Monday 11 May 2009

The Private Life Of Mr X

You can’t always wait for stories to come to you. Sometimes you have to coax them along. There are a number of different ways of doing this, some very deliberate and methodical requiring patience and attention to detail, others quite spontaneous involving surrender to processes one does not completely understand.

One of my favourite techniques is what I call narrative collision - allowing two completely separate stories, or fragments of stories, to come together in my head. I think of it, rather grandiosely, as being like when sub-atomic particles in a Hadron collider smash into one another and produce new particles that behave in totally unexpected ways.

It makes you shake the kaleidoscope and look at everything with fresh eyes.
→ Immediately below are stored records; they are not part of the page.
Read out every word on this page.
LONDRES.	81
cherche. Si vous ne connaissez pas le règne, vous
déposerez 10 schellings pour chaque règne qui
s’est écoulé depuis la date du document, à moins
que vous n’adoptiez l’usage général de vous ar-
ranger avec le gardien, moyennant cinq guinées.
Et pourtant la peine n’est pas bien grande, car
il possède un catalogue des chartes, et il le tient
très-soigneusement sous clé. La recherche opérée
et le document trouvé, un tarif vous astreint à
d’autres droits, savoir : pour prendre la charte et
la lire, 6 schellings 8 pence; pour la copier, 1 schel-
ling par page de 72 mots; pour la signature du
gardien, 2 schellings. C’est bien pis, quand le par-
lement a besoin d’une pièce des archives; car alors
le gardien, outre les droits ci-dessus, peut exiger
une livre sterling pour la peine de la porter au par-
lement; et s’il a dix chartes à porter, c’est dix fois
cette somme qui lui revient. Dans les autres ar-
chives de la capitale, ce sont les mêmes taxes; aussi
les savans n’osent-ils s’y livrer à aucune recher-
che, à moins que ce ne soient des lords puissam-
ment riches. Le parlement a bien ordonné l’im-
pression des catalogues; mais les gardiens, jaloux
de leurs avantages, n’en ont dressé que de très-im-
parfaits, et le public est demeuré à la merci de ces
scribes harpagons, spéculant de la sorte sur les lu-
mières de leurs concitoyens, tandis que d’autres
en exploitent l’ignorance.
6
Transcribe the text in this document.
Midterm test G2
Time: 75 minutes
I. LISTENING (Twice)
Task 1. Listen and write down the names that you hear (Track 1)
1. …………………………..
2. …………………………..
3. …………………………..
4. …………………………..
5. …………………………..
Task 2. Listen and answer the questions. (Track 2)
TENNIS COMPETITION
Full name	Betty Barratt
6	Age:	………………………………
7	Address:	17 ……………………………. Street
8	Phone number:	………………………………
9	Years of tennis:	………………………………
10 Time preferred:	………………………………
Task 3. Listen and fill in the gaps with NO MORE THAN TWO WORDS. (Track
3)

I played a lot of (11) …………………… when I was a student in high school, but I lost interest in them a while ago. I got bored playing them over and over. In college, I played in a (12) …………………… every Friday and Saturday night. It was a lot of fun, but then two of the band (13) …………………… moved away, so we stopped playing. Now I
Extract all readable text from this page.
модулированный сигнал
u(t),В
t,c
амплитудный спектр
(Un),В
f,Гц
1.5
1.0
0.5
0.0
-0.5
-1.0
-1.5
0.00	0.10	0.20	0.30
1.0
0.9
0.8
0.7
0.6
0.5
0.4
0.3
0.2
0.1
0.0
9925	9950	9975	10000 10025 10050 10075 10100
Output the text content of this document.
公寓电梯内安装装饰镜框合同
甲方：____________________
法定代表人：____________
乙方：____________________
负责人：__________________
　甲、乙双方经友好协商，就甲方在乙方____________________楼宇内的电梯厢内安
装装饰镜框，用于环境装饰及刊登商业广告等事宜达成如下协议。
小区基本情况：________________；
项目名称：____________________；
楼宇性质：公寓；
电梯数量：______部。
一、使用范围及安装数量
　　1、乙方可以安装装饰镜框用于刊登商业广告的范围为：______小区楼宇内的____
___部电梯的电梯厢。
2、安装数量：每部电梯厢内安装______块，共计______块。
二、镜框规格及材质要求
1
Suddenly you realise that Mr X from the first narrative has been Mr Y from the second all along and that explains why he has been behaving so mysteriously.

Of course it has to be tempered with the mundane process of asking yourself straightforward questions about the story such as, ‘In that case why on earth didn’t he just got to the police/call an ambulance/use his mobile phone etc.?’ You mustn’t get so carried away with the excitement of discovering Mr X’s alter ego that you start bending the plot into ridiculous shapes.

No, what you have to do is keep very quiet and observe. But make the characters think you’re not watching. After a while they’ll forget all about you. They won’t even notice when you follow them off stage, watch them take off their costumes and leave the theatre. That’s when you find out what they’re really up to. That’s when the story really begins.